Ubérisation de la santé : vers une élimination des médecins ?

Invité de l’émission santé de LCI, le vice-président du Conseil national de l’Ordre des médecins Jacques Lucas a évoqué « l’ubérisation » du domaine de la santé et l’éventuelle menace qui inquiète les praticiens.

Uberisation : du nom de l’entreprise Uber de chauffeurs privés, le mot est devenu incontournable d’un changement de mentalité et d’approche dans de nombreux domaine de l’économie. Ce nouveau moyen de mise en relation directe de professionnels et de clients via les nouvelles technologies fait de plus en plus peur. Et la santé n’est pas épargné par le phénomène. Une énorme révolution, comme l’explique Jacques Lucas, vice-président du Conseil national de l’Ordre des médecins, et l’avènement du médecin global.

Vers une possible disparition des médecins généralistes ?

A la question de savoir si l’ubérisation de la santé ne va pas tout bonnement « éliminer » le médecin, Jacques Lucas répond par la négative : « Non. Une personne posera une question par le biais d’une plateforme et fournira certaines données.
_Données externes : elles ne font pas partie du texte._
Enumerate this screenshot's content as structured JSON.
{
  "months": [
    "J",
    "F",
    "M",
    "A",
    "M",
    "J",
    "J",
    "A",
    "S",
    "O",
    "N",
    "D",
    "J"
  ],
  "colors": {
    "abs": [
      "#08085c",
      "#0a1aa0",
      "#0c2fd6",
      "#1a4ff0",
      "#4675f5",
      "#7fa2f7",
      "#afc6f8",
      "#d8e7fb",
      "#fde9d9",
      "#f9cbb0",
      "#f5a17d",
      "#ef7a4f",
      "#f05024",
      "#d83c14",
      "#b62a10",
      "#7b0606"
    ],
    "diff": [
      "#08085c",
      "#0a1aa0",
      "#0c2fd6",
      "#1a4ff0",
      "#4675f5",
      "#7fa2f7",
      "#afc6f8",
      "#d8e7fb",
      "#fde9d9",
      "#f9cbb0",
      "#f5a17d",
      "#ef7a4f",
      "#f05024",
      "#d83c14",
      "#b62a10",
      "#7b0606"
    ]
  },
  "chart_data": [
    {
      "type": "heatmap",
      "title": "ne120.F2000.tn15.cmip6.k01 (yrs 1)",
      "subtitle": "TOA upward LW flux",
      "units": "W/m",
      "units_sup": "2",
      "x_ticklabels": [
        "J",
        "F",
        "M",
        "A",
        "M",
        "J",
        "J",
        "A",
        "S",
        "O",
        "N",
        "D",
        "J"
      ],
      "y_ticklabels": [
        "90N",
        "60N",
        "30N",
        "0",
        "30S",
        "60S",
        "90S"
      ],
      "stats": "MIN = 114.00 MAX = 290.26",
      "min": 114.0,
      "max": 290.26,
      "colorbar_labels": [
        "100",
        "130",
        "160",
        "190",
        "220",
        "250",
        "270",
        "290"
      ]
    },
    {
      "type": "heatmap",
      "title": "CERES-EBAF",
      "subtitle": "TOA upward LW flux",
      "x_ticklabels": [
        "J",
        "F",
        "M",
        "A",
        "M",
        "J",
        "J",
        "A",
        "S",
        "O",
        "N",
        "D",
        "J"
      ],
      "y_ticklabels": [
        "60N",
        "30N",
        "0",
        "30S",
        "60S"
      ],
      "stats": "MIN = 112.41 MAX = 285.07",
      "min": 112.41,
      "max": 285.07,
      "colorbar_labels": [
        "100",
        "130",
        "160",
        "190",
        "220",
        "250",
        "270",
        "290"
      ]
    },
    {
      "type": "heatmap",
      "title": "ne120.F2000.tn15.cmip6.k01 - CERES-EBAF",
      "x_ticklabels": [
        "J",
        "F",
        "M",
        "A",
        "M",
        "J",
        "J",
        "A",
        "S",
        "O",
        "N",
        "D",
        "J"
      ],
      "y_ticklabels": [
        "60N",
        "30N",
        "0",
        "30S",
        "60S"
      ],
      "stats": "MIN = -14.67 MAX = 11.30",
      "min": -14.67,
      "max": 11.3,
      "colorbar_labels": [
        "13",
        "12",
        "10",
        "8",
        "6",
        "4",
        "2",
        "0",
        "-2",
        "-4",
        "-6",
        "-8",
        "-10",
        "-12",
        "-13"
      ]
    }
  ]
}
Celles-ci seront collectées et par la suite la personne mise en relation avec un professionnel de la santé ou un médecin qui lui délivrera une réponse. » Une relation en somme maintenue, mais virtuelle…

Fini dès lors la longue attente anxiogène ? Fini la consultation en boucle de tous nos symptômes sur la toile et l’angoisse d’avoir développé un cancer généralisé ? Pas sur, car le domaine de la santé est extrêmement réglementé et l’Ordre des médecins a dors et déjà lancé une mission pour : « examiner la conformité de diverses prestations médicales en ligne », et s’assurer qu’elles respectent la déontologie médicale. C’est Le Dr Jacques Lucas, vice-président de l’Ordre et délégué général aux systèmes d’information en santé qui pilotera cette mission et qui formulera début 2016 des propositions concrètes sur l’évolution de la réglementation.

Mais ce que craint véritablement l’Ordre, c’est que la pratique médicale soit réduite « à une simple prestation électronique moyennant rétribution, via des plateformes du secteur marchand ».